Futur3 - the story of a collective
Three theatre makers are simultaneously expecting offspring and are looking for a name for their joint theatre projects - "Futur3" is born, founded in autumn 2003 by André Erlen, Stefan H. Kraft and Klaus Maria Zehe as a platform for their theatre work in Cologne. Even with their first productions, they look for performance venues outside of fixed theatres, turn the city itself into a stage and often stage with elaborate logistics towards a specific - public or private - space.
They have always worked collectively. An attitude that, by the way, definitely includes the audience: what is required is an active audience that takes on the roles that are dramaturgically assigned to them - be they delegates at a Middle East peace conference or guests at a funeral service. The participatory moment includes that theatre is also celebrated as a ritual. Eating and drinking together are part of Futur3 productions. In this way, the audience and the theatre-makers enter into a direct dialogue about the themes of Futur3, which are always political: war, unemployment, homelessness and gentrification, utopias (how do we want to live?). But also taboos, dealing with death, family, love, one's own biography. Experiences, facts, opinions and fiction intermingle when the condensates of the often very detailed research phases meet the actors' improvisations in the rehearsal process. Often the rehearsal results are condensed into literary form through the work of authors.
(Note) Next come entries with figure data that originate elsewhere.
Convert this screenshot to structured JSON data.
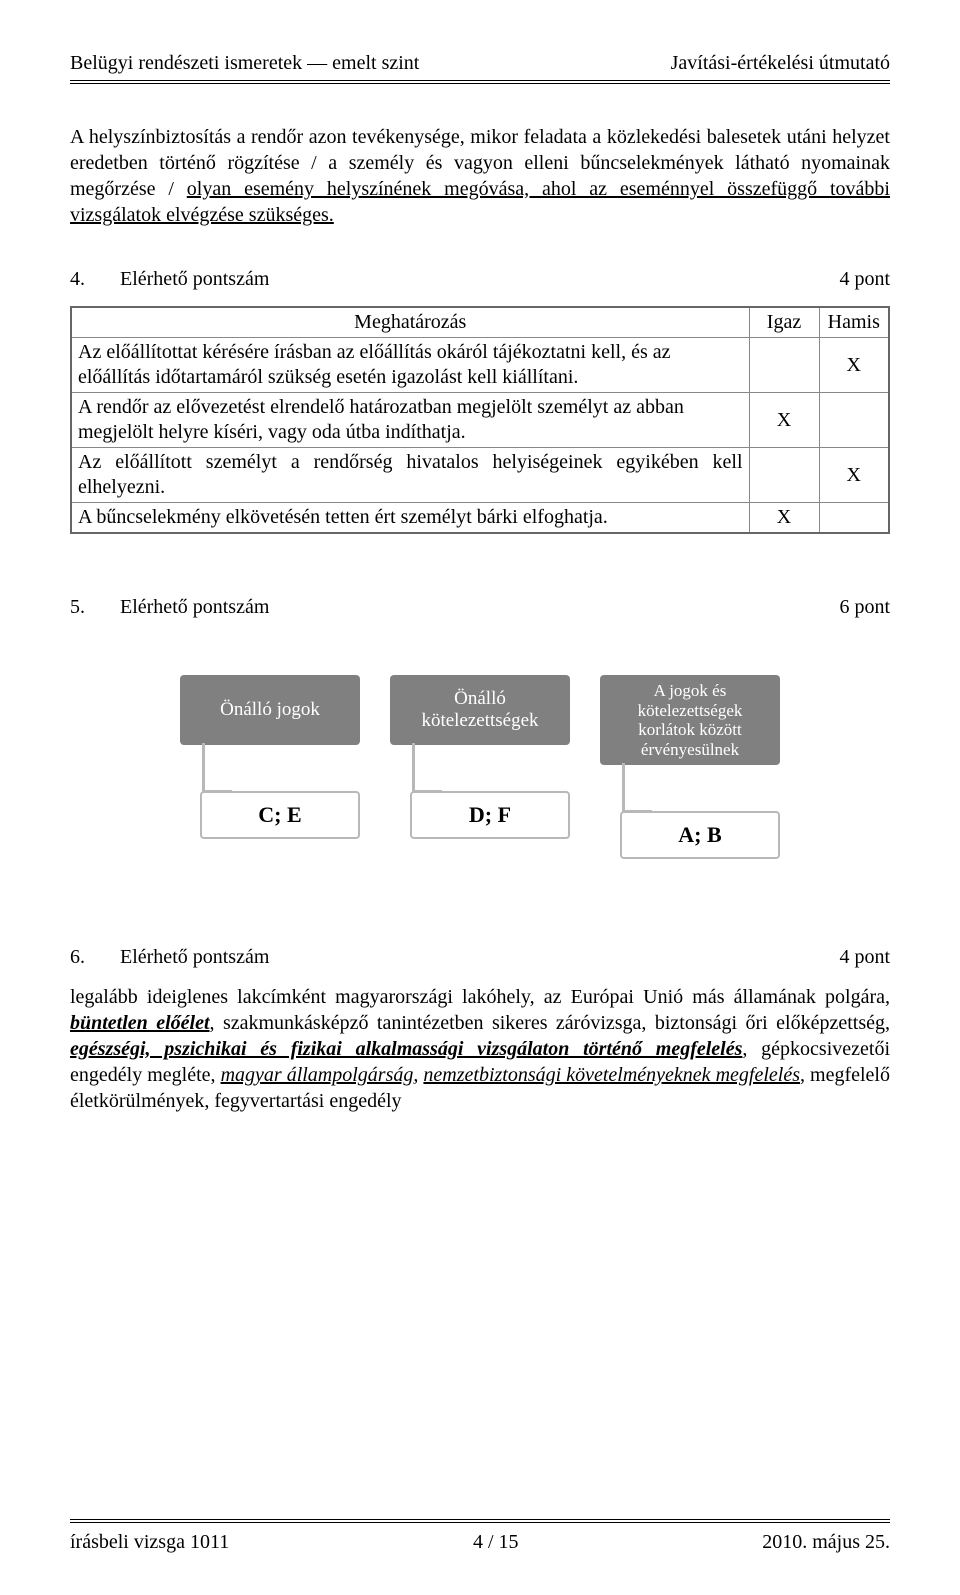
{
  "header": {
    "left": "Belügyi rendészeti ismeretek — emelt szint",
    "right": "Javítási-értékelési útmutató"
  },
  "intro": {
    "plain1": "A helyszínbiztosítás a rendőr azon tevékenysége, mikor feladata a közlekedési balesetek utáni helyzet eredetben történő rögzítése / a személy és vagyon elleni bűncselekmények látható nyomainak megőrzése / ",
    "under": "olyan esemény helyszínének megóvása, ahol az eseménnyel összefüggő további vizsgálatok elvégzése szükséges.",
    "tail": ""
  },
  "q4": {
    "num": "4.",
    "label": "Elérhető pontszám",
    "pts": "4 pont",
    "headers": {
      "m": "Meghatározás",
      "igaz": "Igaz",
      "hamis": "Hamis"
    },
    "rows": [
      {
        "text": "Az előállítottat kérésére írásban az előállítás okáról tájékoztatni kell, és az előállítás időtartamáról szükség esetén igazolást kell kiállítani.",
        "igaz": "",
        "hamis": "X"
      },
      {
        "text": "A rendőr az elővezetést elrendelő határozatban megjelölt személyt az abban megjelölt helyre kíséri, vagy oda útba indíthatja.",
        "igaz": "X",
        "hamis": ""
      },
      {
        "text": " Az előállított személyt a rendőrség hivatalos helyiségeinek egyikében kell elhelyezni.",
        "igaz": "",
        "hamis": "X"
      },
      {
        "text": "A bűncselekmény elkövetésén tetten ért személyt bárki elfoghatja.",
        "igaz": "X",
        "hamis": ""
      }
    ]
  },
  "q5": {
    "num": "5.",
    "label": "Elérhető pontszám",
    "pts": "6 pont",
    "cols": [
      {
        "top": "Önálló jogok",
        "bottom": "C; E"
      },
      {
        "top": "Önálló kötelezettségek",
        "bottom": "D; F"
      },
      {
        "top": "A jogok és kötelezettségek korlátok között érvényesülnek",
        "bottom": "A; B"
      }
    ]
  },
  "q6": {
    "num": "6.",
    "label": "Elérhető pontszám",
    "pts": "4 pont",
    "segments": [
      {
        "t": "legalább ideiglenes lakcímként magyarországi lakóhely, az Európai Unió más államának polgára, ",
        "cls": ""
      },
      {
        "t": "büntetlen előélet",
        "cls": "bold-under"
      },
      {
        "t": ", szakmunkásképző tanintézetben sikeres záróvizsga, biztonsági őri előképzettség, ",
        "cls": ""
      },
      {
        "t": "egészségi, pszichikai és fizikai alkalmassági vizsgálaton történő megfelelés",
        "cls": "bold-under"
      },
      {
        "t": ", gépkocsivezetői engedély megléte, ",
        "cls": ""
      },
      {
        "t": "magyar állampolgárság",
        "cls": "bold-under-n underline"
      },
      {
        "t": ", ",
        "cls": ""
      },
      {
        "t": "nemzetbiztonsági követelményeknek megfelelés",
        "cls": "bold-under-n underline"
      },
      {
        "t": ", megfelelő életkörülmények, fegyvertartási engedély",
        "cls": ""
      }
    ]
  },
  "footer": {
    "left": "írásbeli vizsga 1011",
    "mid": "4 / 15",
    "right": "2010. május 25."
  }
}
"Of genes and other coincidences" narrated by André Erlen, Stefan H. Kraft and Klaus Maria Zehe
Futur3 not only seeks transdisciplinary collaboration with authors, musicians, dancers, scientists, street workers and undertakers, but also internationality: working contacts, festival invitations and co-productions with theatre artists in Ukraine, Poland, the USA, Italy, Israel, Singapore, Switzerland and Belgium have enriched the work of recent years.
Formally, Futur3 constantly rethinks theatre, questions it and reinvents it as a theatrical happening or walk-in installation. The dialectic of playing and watching in the moment of performance is complemented by discursive formats that turn theatre into a place of social debate that is not only aesthetic.